Calculate the relativistic velocity

Mathematica, 17 bytes

+##/(1+##/9*^16)&

An unnamed function taking two integers and returning an exact fraction.

Explanation

This uses two nice tricks with the argument sequence ##, which allows me to avoid referencing the individual arguments u and v separately. ## expands to a sequence of all arguments, which is sort of an "unwrapped list". Here is a simple example:

{x, ##, y}&[u, v]

gives

{x, u, v, y}

The same works inside arbitrary functions (since {...} is just shorthand for List[...]):

f[x, ##, y]&[u, v]

gives

f[x, u, v, y]

Now we can also hand ## to operators which will first treat them as a single operand as far as the operator is concerned. Then the operator will be expanded to its full form f[...], and only then is the sequence expanded. In this case +## is Plus[##] which is Plus[u, v], i.e. the numerator we want.

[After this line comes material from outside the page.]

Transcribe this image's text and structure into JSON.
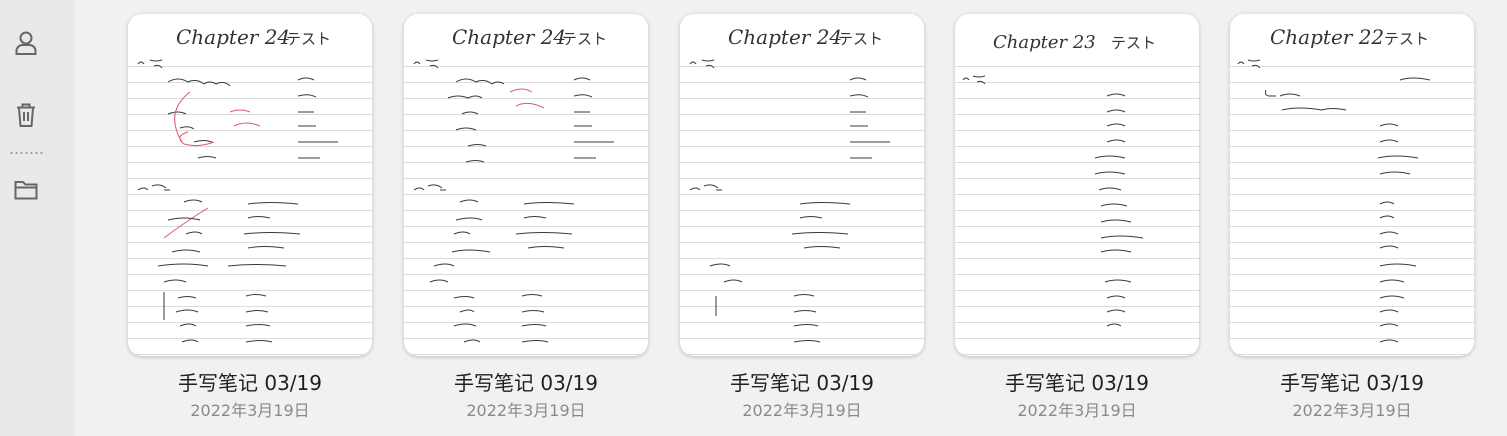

In the denominator on the other hand, ## appears as the left-hand operator of /. The reason this multiplies u and v is rather subtle. / is implemented in terms of Times:

FullForm[a/b]
(* Times[a, Power[b, -1]] *)

So when a is ##, it gets expanded afterwards and we end up with

Times[u, v, Power[9*^16, -1]]

Here, *^ is just Mathematica's operator for scientific notation.

MATL, 9 bytes

sG3e8/pQ/

Try it online!

s      % Take array [u, v] implicitly. Compute its sum: u+v
G      % Push [u, v] again
3e8    % Push 3e8
/      % Divide. Gives [u/c, v/c]
p      % Product of array. Gives u*v/c^2
Q      % Add 1
/      % Divide. Display implicitly

Jelly, 9 bytes

÷3ȷ8P‘÷@S

Try it online! Alternatively, if you prefer fractions, you can execute the same code with M.

How it works

÷3ȷ8P‘÷@S  Main link. Argument: [u, v]

÷3ȷ8       Divide u and v by 3e8.
    P      Take the product of the quotients, yielding uv ÷ 9e16.
     ‘     Increment, yielding 1 + uv ÷ 9e16.
        S  Sum; yield u + v.
      ÷@   Divide the result to the right by the result to the left.